One of the things I find most aggravating about the warped time of the past week or so is that I can't even say I've accomplished nothing. Well, I've accomplished far less than I ought to - my latest Skyhaven expansions remain mere unsketched phantoms in my cerebral cortex - but I have made some measurable progress in other areas.

I hit Chapter 19 in my latest story - though by rights I should've hit the end and been back on revisions already.

I finally lost a belt-notch worth of girth since I started this job - but, that can't exactly be attributed to this week, even if it is a move in the right direction.

I'm down to my last page in my latest sketchbook - though I should've finished it in August at the rate I was going earlier this year.

I even got armatures bent for holiday ornaments... and my early start meant I could finally try my hand at another project I've been wanting to do for years but never had the time/ambition to try. Since my shipping ornament load dropped immensely this year (still shipping a few out, but mostly it's just cards), I'm trying my hand at making ornaments for resale... as in, resale in a shop, to strangers. Not the Paperclay sculptures, of course.
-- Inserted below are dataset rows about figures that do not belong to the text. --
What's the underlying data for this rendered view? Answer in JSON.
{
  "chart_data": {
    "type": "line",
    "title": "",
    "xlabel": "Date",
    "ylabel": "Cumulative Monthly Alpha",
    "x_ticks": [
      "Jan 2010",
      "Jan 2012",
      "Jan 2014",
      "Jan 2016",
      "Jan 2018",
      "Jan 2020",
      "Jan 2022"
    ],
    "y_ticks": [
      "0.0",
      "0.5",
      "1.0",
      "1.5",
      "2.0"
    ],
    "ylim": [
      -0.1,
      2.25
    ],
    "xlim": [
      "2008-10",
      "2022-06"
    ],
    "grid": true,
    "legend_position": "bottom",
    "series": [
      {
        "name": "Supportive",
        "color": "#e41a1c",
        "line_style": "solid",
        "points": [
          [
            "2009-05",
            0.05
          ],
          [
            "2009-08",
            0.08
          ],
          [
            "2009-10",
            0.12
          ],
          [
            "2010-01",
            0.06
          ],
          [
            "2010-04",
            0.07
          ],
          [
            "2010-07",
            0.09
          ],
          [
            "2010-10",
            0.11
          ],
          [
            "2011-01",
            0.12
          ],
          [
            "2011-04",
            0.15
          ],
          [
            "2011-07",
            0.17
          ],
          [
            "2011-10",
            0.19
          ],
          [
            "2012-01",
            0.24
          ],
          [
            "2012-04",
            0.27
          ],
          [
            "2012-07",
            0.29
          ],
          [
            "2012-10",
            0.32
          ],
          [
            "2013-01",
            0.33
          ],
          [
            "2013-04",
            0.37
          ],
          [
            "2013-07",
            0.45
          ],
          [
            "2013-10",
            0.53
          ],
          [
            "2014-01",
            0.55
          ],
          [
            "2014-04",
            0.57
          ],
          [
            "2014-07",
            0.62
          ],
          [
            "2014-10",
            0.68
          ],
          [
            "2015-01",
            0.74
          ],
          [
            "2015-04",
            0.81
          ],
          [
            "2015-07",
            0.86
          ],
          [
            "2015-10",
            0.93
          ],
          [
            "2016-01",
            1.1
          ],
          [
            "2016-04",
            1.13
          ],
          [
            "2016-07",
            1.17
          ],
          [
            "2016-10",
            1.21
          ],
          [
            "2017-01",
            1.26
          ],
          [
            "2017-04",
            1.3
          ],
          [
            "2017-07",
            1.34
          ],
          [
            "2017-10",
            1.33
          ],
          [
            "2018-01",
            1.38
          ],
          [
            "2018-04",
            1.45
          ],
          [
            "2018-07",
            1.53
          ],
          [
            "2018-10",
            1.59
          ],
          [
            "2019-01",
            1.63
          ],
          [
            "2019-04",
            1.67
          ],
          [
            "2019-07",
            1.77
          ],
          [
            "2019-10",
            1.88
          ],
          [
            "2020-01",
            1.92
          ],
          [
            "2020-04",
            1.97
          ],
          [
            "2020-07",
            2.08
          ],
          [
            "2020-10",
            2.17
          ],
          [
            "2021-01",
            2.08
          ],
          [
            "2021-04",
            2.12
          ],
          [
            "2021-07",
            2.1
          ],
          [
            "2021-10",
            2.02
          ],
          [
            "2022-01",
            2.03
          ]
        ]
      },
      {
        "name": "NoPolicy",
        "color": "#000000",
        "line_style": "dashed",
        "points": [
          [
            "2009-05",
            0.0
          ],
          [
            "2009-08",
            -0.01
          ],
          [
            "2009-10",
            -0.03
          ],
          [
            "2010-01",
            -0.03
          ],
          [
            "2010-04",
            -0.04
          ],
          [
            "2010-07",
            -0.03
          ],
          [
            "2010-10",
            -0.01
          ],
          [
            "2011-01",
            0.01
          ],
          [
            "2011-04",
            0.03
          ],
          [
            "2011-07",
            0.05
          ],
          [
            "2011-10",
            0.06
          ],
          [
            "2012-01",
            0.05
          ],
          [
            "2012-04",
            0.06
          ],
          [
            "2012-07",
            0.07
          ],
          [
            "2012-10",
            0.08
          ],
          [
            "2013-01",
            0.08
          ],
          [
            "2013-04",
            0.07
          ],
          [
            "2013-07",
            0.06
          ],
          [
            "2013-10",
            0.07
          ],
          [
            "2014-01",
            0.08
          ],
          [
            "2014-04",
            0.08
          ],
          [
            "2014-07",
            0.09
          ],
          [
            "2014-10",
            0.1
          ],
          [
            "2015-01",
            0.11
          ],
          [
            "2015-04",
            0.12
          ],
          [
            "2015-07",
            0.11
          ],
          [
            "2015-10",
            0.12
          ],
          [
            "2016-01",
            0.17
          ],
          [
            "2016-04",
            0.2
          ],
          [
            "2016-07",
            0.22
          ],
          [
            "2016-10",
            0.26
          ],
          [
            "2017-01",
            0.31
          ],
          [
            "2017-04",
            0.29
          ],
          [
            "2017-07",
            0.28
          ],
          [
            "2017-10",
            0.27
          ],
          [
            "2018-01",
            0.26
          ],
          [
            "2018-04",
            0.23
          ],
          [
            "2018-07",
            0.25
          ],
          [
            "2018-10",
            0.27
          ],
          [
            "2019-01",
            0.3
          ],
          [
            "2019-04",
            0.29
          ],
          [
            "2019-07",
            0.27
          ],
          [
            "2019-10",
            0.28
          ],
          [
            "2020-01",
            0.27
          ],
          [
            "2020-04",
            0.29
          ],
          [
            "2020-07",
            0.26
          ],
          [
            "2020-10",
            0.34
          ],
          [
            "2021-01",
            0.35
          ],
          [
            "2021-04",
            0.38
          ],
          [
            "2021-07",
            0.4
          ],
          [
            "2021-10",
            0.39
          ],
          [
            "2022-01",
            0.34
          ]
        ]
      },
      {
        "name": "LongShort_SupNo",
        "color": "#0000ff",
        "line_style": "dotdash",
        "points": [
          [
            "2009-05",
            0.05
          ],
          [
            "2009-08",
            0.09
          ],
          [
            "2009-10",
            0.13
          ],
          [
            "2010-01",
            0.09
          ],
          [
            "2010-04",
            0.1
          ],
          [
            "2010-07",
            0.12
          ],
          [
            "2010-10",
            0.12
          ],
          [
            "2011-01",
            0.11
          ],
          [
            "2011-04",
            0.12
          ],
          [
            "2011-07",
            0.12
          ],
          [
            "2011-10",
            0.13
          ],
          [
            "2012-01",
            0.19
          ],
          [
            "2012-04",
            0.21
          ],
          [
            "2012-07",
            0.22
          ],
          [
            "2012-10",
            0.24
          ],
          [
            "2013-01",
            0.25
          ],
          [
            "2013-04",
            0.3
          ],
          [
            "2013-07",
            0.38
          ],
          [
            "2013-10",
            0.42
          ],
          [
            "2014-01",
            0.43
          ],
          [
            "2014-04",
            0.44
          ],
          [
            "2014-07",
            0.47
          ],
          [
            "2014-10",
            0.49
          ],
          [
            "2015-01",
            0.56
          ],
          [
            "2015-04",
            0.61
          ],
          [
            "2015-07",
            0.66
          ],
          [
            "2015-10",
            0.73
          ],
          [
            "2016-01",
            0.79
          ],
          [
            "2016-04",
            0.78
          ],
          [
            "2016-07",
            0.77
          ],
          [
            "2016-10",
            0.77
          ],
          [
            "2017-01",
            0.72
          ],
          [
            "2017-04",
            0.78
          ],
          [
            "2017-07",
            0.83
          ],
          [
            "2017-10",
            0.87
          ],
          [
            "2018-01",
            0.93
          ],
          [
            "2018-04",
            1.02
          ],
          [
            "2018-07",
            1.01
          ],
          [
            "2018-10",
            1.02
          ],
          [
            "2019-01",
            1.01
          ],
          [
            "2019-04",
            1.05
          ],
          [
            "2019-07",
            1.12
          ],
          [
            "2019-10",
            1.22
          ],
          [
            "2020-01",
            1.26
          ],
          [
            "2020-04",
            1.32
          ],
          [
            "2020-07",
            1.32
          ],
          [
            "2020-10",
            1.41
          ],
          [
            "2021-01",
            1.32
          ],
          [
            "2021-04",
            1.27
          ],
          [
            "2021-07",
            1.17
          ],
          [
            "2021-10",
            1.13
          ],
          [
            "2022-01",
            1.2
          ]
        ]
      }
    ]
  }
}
Those are too labor-intensive and slow, not to mention my end results are still less consistent than I'd like them to be. But this year, when I was painting Grandpa's tamborine, a germ of an idea stuck in my mind. Painted drums... What if I could make little drum ornaments, fabric over cardboard instead of leather over wood, painted with "totem"-type animals or designs, for resale in the New Age store my mom works for? Her boss takes pretty much anything, from cards to medicine wheels, on commission, and drums are popular... so, if I could figure out a cost-effective means of making little drum ornaments, I might just finally hit Number 4 on the 2007 Resolution List. (Refresher: Resolution Number 4 is offering an item I have created for sale.)

This past week, I've been making up prototypes from materials gathered over the preceding few months, doing market research (read: asking Mom what the best-selling items in the store are so I can plan my designs accordingly), gathering royalty-free ref images from Corbis... and this, then, is where the time warp reveals itself. For, considering the fact that it only took me a few hours to paint a comparatively large (compared to these suckers) drum, and considering the fact that I should have any salable items - or at least the first wave of salable items - delivered for the store's consideration by the end of the month to catch the leading edge of holiday shoppers, I should've been done with prototypes and onto finished products two weeks or more ago. Even as I type this, as the mentally-refuted time of 8:49 PM (yeesh, it shouldn't have taken me this long to type this little - further evidence, if I needed it, of a flaw in the flow of time), I have parts drying in the basement for my third and final design prototype test. If prototype #3 works as planned, actual ornament production commences as early as tomorrow and as late as this weekend. If it doesn't work as planned... well, prototype #2 ought to do the job. And I've still kept my costs low enough to allow for a tolerable end-price, even after commission markup.

So, all in all, I can't say I've specifically wasted my time, though I clearly haven't been utilizing it to optimal advantage. I can't be wasting time and simultaneously accomplishing things, can I? So what's going on with the space/time continuum? Why is it behaving so erratically? And, most importantly, why is it messing up my week? I don't know... I just don't know. I wish I could find out, but I don't seem to have the time.